Но если наструганный Петром флот сгнил, фабрики развалились, наштампованные в неимовернейшем количестве книги, за неимением покупателя, преданы огню, то Тайная канцелярия полностью переместилась через царствования Екатерины I, Петра II, Анны Иоанновны в царствование Елизаветы и никуда не исчезла и после нее:
«Обыкновенно ставят в заслугу Елисавете Петровне уничтожение смертной казни и некоторое смягчающее движение в законодательстве относительно употребления пыток при расследованиях; но мы не видим тут смягчения нравов и проявления человеколюбия, потому что в рассматриваемую эпоху продолжались страшные пытки — рвание ноздрей, битье кнутом, урезанье языка и тяжелые ссылки, часто даже людей совершенно невинных. Народные массы не наслаждались довольством, спокойствием и безопасностью. Несомненным свидетельством этому служат разбойничьи шайки, препятствовавшие не только торговле и промыслам, но даже мирному состоянию обывателей, а крестьянские возмущения, постоянно требовавшие укрощения воинскими командами, разразились народными волнениями в близкое этому царствованию время императрицы Екатерины II» [51, с. 1016].

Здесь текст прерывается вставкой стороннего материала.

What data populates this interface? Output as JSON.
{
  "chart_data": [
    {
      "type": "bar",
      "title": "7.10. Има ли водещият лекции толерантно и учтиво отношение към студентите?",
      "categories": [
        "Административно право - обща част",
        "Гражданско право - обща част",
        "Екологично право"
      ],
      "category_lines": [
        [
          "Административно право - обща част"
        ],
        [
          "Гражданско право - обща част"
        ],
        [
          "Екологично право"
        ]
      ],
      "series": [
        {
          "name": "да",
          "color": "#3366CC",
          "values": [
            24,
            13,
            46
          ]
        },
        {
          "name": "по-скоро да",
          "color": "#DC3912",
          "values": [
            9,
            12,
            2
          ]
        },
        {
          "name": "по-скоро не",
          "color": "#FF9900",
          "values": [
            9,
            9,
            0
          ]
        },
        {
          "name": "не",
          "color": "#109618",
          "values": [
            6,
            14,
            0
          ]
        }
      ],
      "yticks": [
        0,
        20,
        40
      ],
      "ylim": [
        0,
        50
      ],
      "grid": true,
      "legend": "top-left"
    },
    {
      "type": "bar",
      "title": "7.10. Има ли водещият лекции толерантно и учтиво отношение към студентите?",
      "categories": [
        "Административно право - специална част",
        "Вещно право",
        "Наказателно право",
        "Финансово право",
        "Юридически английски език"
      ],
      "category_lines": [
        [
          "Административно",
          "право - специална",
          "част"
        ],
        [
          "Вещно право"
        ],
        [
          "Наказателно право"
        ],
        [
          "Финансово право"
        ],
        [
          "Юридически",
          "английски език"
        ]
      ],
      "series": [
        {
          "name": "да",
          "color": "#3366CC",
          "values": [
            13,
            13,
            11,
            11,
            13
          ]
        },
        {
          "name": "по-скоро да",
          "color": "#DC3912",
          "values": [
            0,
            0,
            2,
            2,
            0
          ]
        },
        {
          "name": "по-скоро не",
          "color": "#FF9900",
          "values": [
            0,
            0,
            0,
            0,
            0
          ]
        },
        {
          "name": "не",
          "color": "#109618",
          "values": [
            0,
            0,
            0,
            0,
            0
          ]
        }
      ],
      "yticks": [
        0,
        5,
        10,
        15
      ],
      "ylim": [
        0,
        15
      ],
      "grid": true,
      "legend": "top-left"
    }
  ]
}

Так что все то же творилось и при Елизавете, когда сменились лишь исполнители. Оставленные же Историками истории повествуют лишь о ее кутежах:
«Елисавета наследовала энергию своего великого отца, строила дворцы в 24 часа и в двое суток проезжала тогдашний путь от Москвы до Петербурга, исправно платя за каждую загнанную лошадь… Елисавета с 300 000 своей армией могла стать вершительницей европейских судеб; карта Европы лежала перед ней в ее распоряжении, но она так редко на нее заглядывала, что до конца жизни была уверена в возможности проехать в Англию сухим путем. Ленивая и капризная, пугавшаяся всякой серьезной мысли, питавшая отвращение ко всякому деловому занятию, Елисавета не могла войти в международные отношения тогдашней Европы и понять дипломатические хитросплетения своего канцлера Бестужева… Елисавета Петровна оставила после себя в гардеробе с лишком 15 000 платьев, два сундука шелковых чулок, кучу неоплаченных счетов и недостроенный громадный Зимний дворец, поглотивший с 1755 по 1761 г. более 10 000 000 руб.» [136, с. 92].